特にA件は、部長肝入りの企画ということで重点的に取り組んでいるところなので、
今回のご指示を受けることはできそうにもありません」
2.自分の意見や感情を伝える
「私としては、お引き受けしたいのは、やまやまですが、
このまま引き受けてしまうと、期限に間に合いそうもなく、
結果的にご迷惑をかけてしまいます」
3.相手の求めているものを解決策として提案する
A案「そこで、明日中なら、お受けできると思います」
B案「そこで、私の担当を□□のみとし、あとは△△氏に委任するなど
分割して担当するということなら、期限までに間に合うと思われます」
4.提案への選択をうながす
「いかがでしょうか? 私のご提案でご了承いただけるならお受けすることができますが」
■ 事例3
「ミスの多い部下A」1.客観的に事実を伝える
「いつもがんばってくれてありがとう。助かっているよ。
ところで、最近、ミスが多いようだね」
2.自分の意見や感情を伝える
「私としては、Aさんには来年の新入社員の指導役になってもらいたいと期待しているんだよ。

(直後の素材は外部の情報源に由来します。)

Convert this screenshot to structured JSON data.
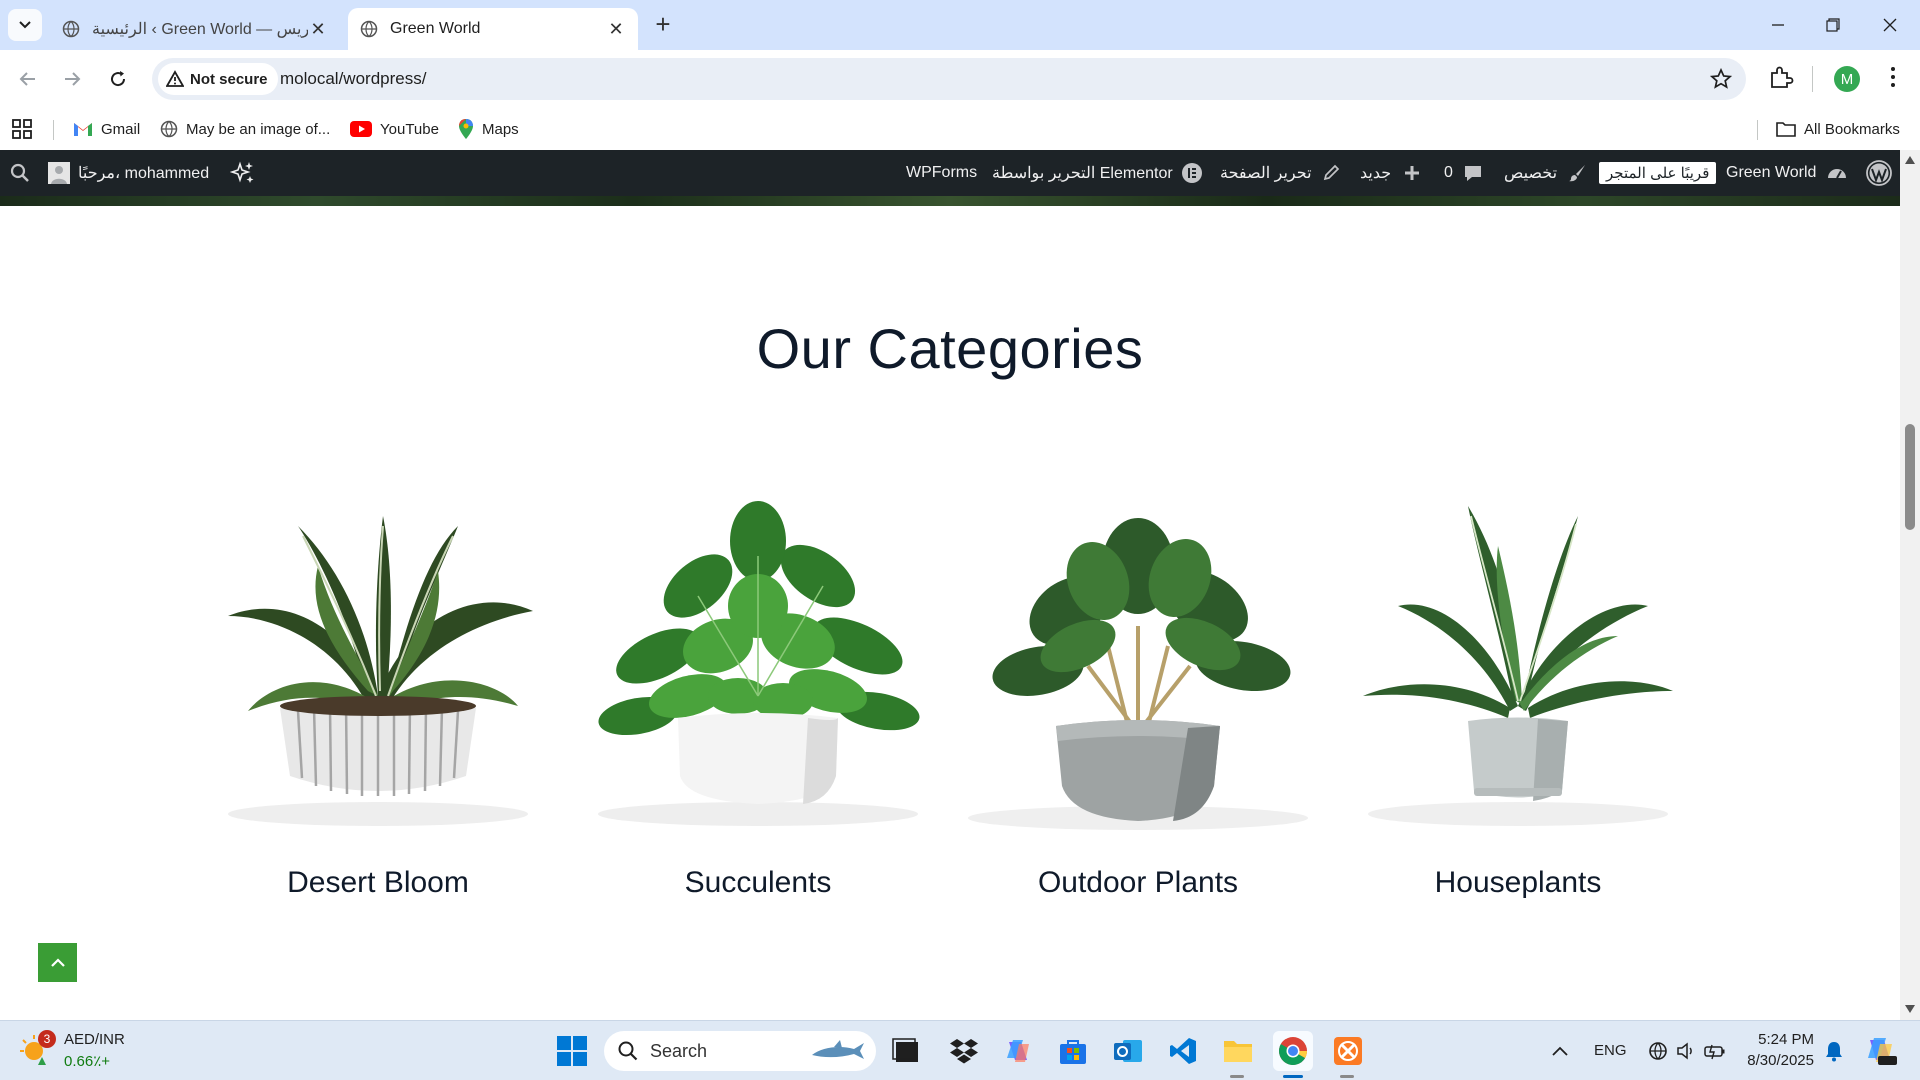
{
  "browser": {
    "tabs": [
      {
        "title": "الرئيسية ‹ Green World — ووردبريس",
        "active": false
      },
      {
        "title": "Green World",
        "active": true
      }
    ],
    "security_label": "Not secure",
    "url": "molocal/wordpress/",
    "profile_initial": "M",
    "bookmarks": [
      {
        "label": "Gmail",
        "icon": "gmail-icon"
      },
      {
        "label": "May be an image of...",
        "icon": "globe-icon"
      },
      {
        "label": "YouTube",
        "icon": "youtube-icon"
      },
      {
        "label": "Maps",
        "icon": "maps-icon"
      }
    ],
    "all_bookmarks": "All Bookmarks"
  },
  "wp_admin_bar": {
    "site_name": "Green World",
    "store_badge": "قريبًا على المتجر",
    "customize": "تخصيص",
    "comments_count": "0",
    "new": "جديد",
    "edit_page": "تحرير الصفحة",
    "elementor": "التحرير بواسطة Elementor",
    "wpforms": "WPForms",
    "greeting": "مرحبًا، mohammed"
  },
  "page": {
    "heading": "Our Categories",
    "categories": [
      {
        "label": "Desert Bloom"
      },
      {
        "label": "Succulents"
      },
      {
        "label": "Outdoor Plants"
      },
      {
        "label": "Houseplants"
      }
    ]
  },
  "taskbar": {
    "widget_badge": "3",
    "widget_title": "AED/INR",
    "widget_value": "0.66٪+",
    "search_placeholder": "Search",
    "language": "ENG",
    "time": "5:24 PM",
    "date": "8/30/2025"
  },
  "colors": {
    "tabstrip": "#d3e3fd",
    "wp_bar": "#1d2327",
    "accent_green": "#3a9d35",
    "heading": "#0f1a2a"
  }
}
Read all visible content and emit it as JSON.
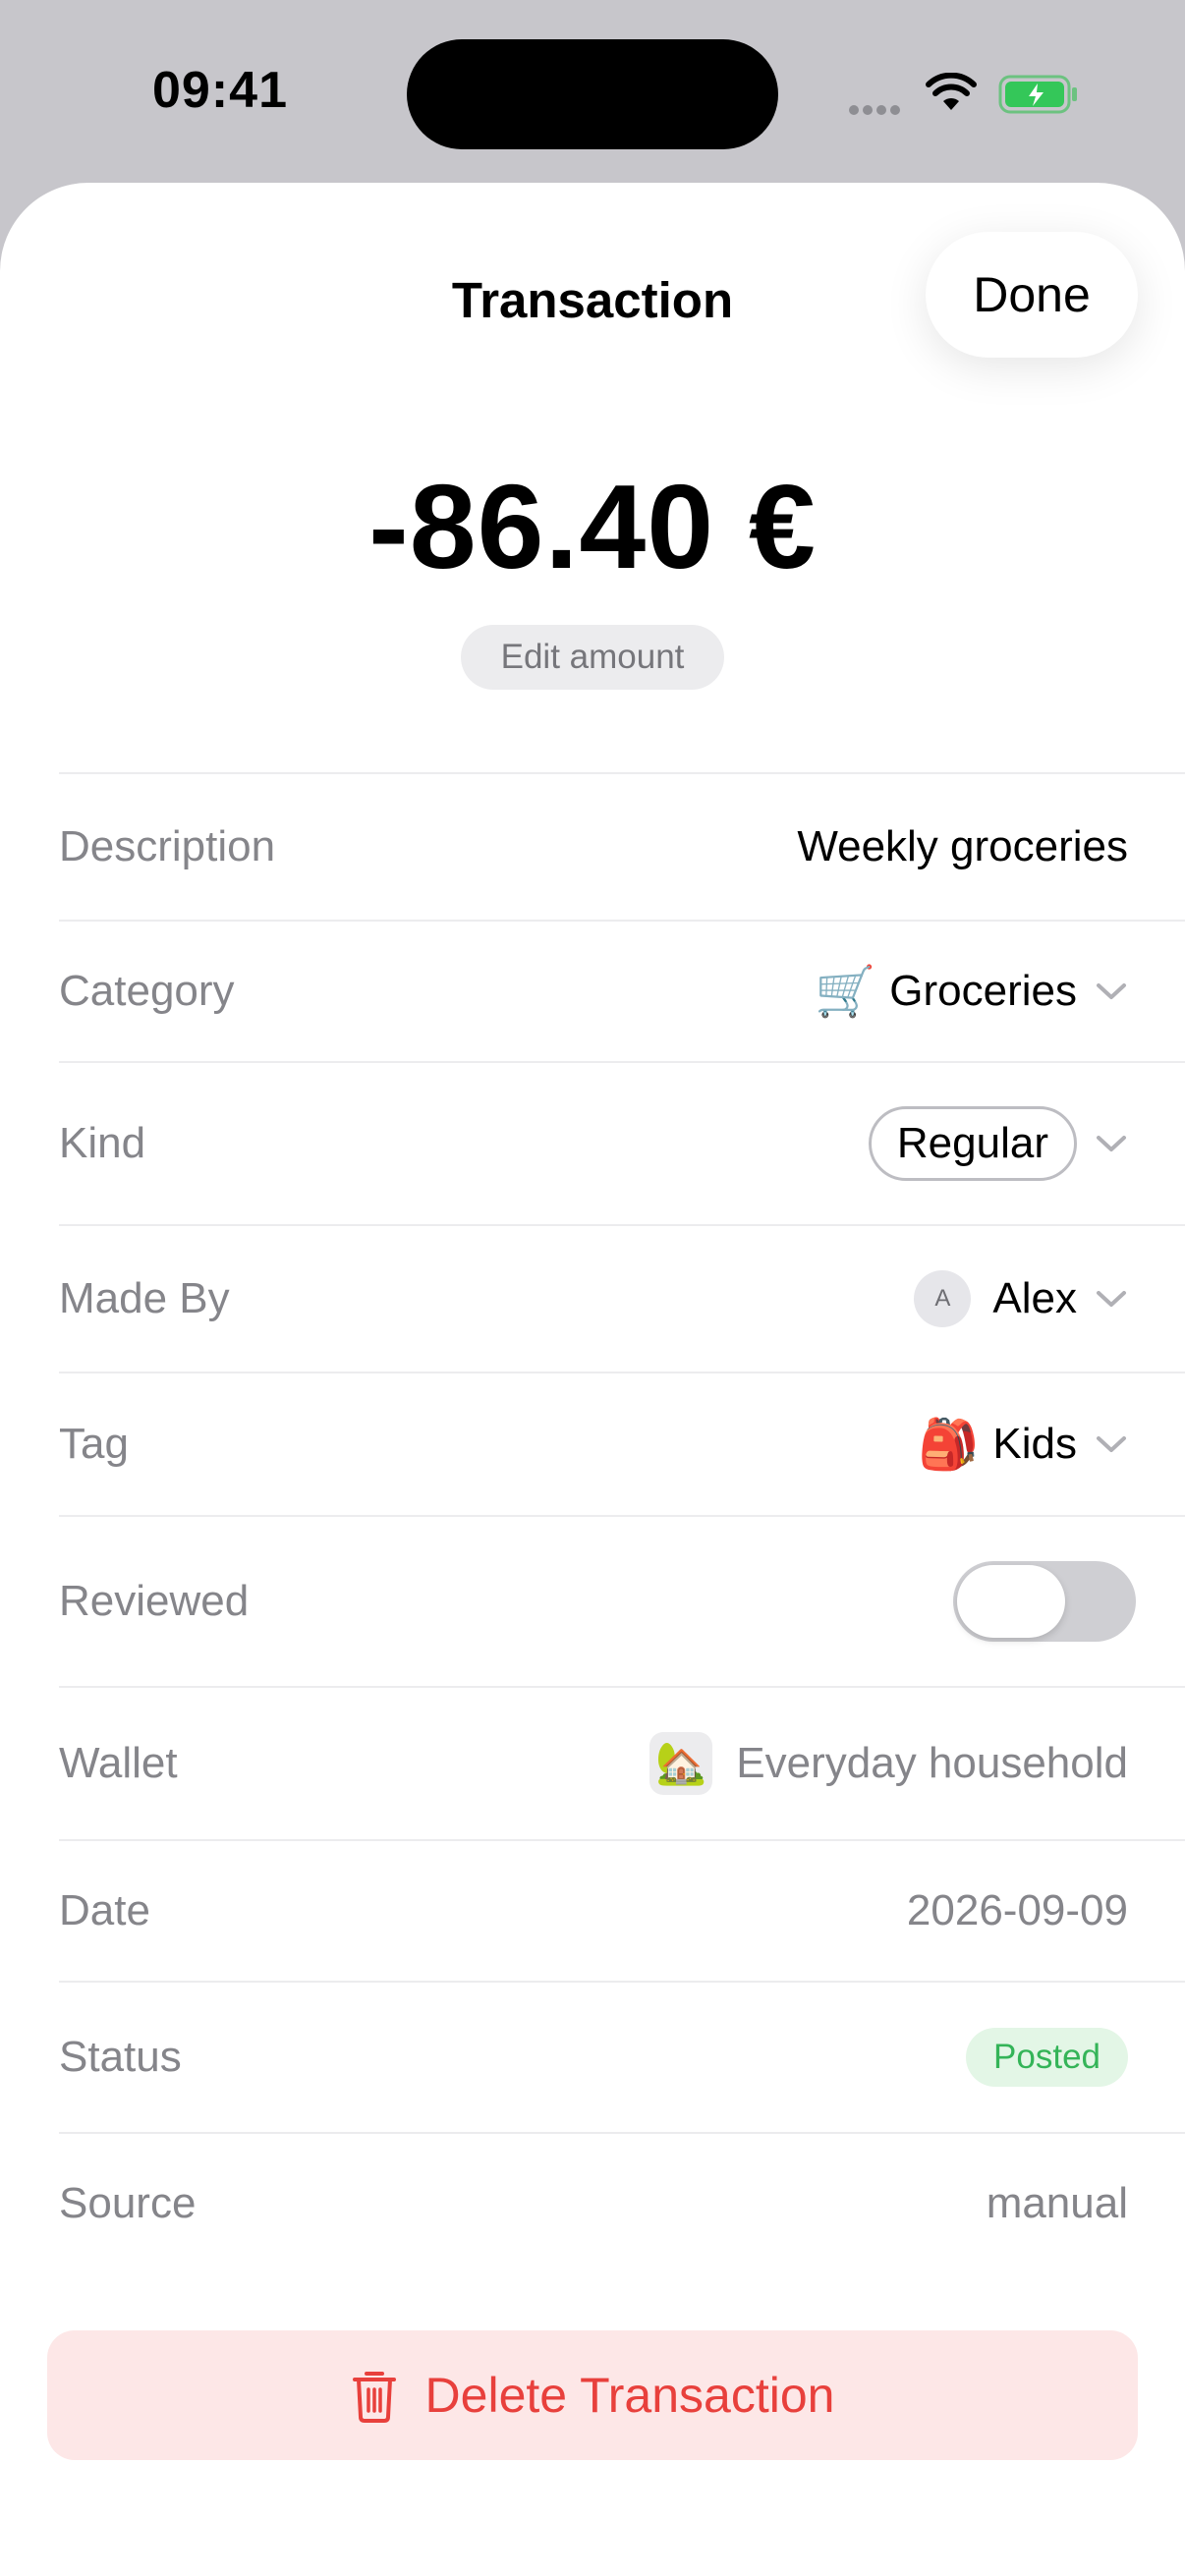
{
  "status_bar": {
    "time": "09:41"
  },
  "nav": {
    "title": "Transaction",
    "done_label": "Done"
  },
  "amount": {
    "display": "-86.40 €",
    "edit_label": "Edit amount"
  },
  "fields": {
    "description": {
      "label": "Description",
      "value": "Weekly groceries"
    },
    "category": {
      "label": "Category",
      "emoji": "🛒",
      "value": "Groceries"
    },
    "kind": {
      "label": "Kind",
      "value": "Regular"
    },
    "made_by": {
      "label": "Made By",
      "avatar_initial": "A",
      "value": "Alex"
    },
    "tag": {
      "label": "Tag",
      "emoji": "🎒",
      "value": "Kids"
    },
    "reviewed": {
      "label": "Reviewed",
      "on": false
    },
    "wallet": {
      "label": "Wallet",
      "emoji": "🏡",
      "value": "Everyday household"
    },
    "date": {
      "label": "Date",
      "value": "2026-09-09"
    },
    "status": {
      "label": "Status",
      "value": "Posted",
      "color": "#34b458"
    },
    "source": {
      "label": "Source",
      "value": "manual"
    }
  },
  "delete": {
    "label": "Delete Transaction",
    "color": "#e8403c"
  },
  "icons": [
    "wifi-icon",
    "battery-charging-icon",
    "chevron-down-icon",
    "trash-icon"
  ]
}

ただ先輩のAさんのミスが多いとなると、Aさんにとって後輩指導も
うまくいかないのではないかと心配だ」
3.相手の求めているものを解決策として提案する
「そこで、数字も文章についても、〜〜のように再チェック、ダブルチェックをすると
ミスを発見できるようになる。
また、自分がこれまでミスをした箇所を書き出すことで、
すぐにミスに気づくことができたり、意識して取り組むようになるのでミスも少なくなると思うよ」
4.提案への選択をうながす
「どうだろう。
Aさんが今できること、やってみたいことは、何かな?
ほかにもAさんが考えるミス防止策があったら、提案してみてくれないか。
全面的に応援するよ!!」
■事例4
「現場でヘルメットをかぶらない部下」1.客観的に事実を伝える
「いつもがんばってくれるね。ありがとう。助かっているよ。
ところで、Aさん、現場でヘルメットをかぶっていないようだね」
2.自分の意見や感情を伝える
「ヘルメットを使用する一番の理由は何だと思う?
Aさんがケガや事故に合わないためだ。
私としては、Aさんにケガをしてもらいたくないし、事故にも合ってもらいたくはない」
3.相手の求めているものを解決策として提案する
「そこで例えば、ヘルメットの形が自分に合っていないとか、
他のヘルメットならいいとかあったら、申し出てもらいたい。
Aさんの希望に沿うように考えるよ。
安全を踏まえた新しいヘルメットが導入できれば、職場も業務にもいい影響があるからね。
もしかして、他の理由があるなら教えてほしい」
4.提案への選択をうながす
「どうだろう。Aさんの意見、聞かせてもらえないだろうか。応援しているよ!!」
■事例5
「いつも遅刻をする部下」1.客観的に事実を伝える
「いつも作業がんばってるね、ありがとう。助かっているよ。
ところで、Aさん、最近、よく遅刻をしてくるよね。朝礼に間に合わない日もあるようだね」
2.自分の意見や感情を伝える
「そもそも時間厳守は、社会人として最低限のマナーだと思っている。
Aさんが遅刻をすることで、一日のスケジュールを全員で共有、確認できないなど、
チームへの影響も結構あるんだよ。
また、先輩であるAさんが遅刻をすることで、後輩への指導もうまくいかなくなる」
3.相手の求めているものを解決策として提案する
「そこで例えば、『5分前』を意識してみたらどうだろう。
仕事のある日の朝だけ、すべてを5分前に前倒して行う、という作戦だ。
5分前ならできるんじゃないかな。
5分前が定着すれば、自然と遅刻はなくなると思うよ。
遅刻する理由があれば教えてほしい。相談にのるよ。
また、Aさんが考える遅刻しない方法があれば言ってほしい。考えてみないか」
4.提案への選択をうながす
「どうだろう。Aさんの意見、聞かせてもらえないだろうか。応援しているよ!!」
■ DESC法実はこれらの方法は、アサーションの代表方法である
「DESC法」という自己主張スキルをアレンジしたものなのです。
「DESC」は以下の4つの単語の頭文字をとった言葉です。
1.D(Describe):描写する
2.E(Express):説明(表現)する
3.S(Specify):提案する
4.C(Choose):選択をうながす
私流にまとめると
1.客観的に事実を伝える。
起こった事実のみを冷静に客観的に伝えます。
最初にクッション言葉を添えるといいですね。
2.自分の意見や感情を伝える。
その事実についての自分自身の意見、考え、感情を淡々と伝えます。
3.解決策を提案する。
相手の気持ち、感情、立場を踏まえた上での、自分なりの解決策を提案します。
あるいは、特別な理由があるかもしれないので、それらを確認することも必要です。
4.最後に、相手に選択してもらいます。
さらに、相手の率直な意見を尋ねることも大事ですね。
■ おわりに上記の5つの事例、アサーションの時間、つまり話す時間はたった1分前後。
コンパクトにまとまっていますね。
相手が得意先なら、日ごろのご愛顧の感謝をこめて。
上司なら、日ごろの自分へのご指導やご鞭撻(強い励ましを込めて厳しく指導すること)
への感謝をこめて。
部下なら、日々がんばってくれていることへの労いや感謝をこめて。
つまり相手へのリスペクトをこめて、心から伝えるといいですね。
さて、今のあなたは、誰のどんな難題にどうアサーションしますか?
ちょいと、シミュレーションしてみてはいかがでしょう?
あの、会議で発言しないのに陰でコソコソ批判や悪口を言う部下に対しては・・・?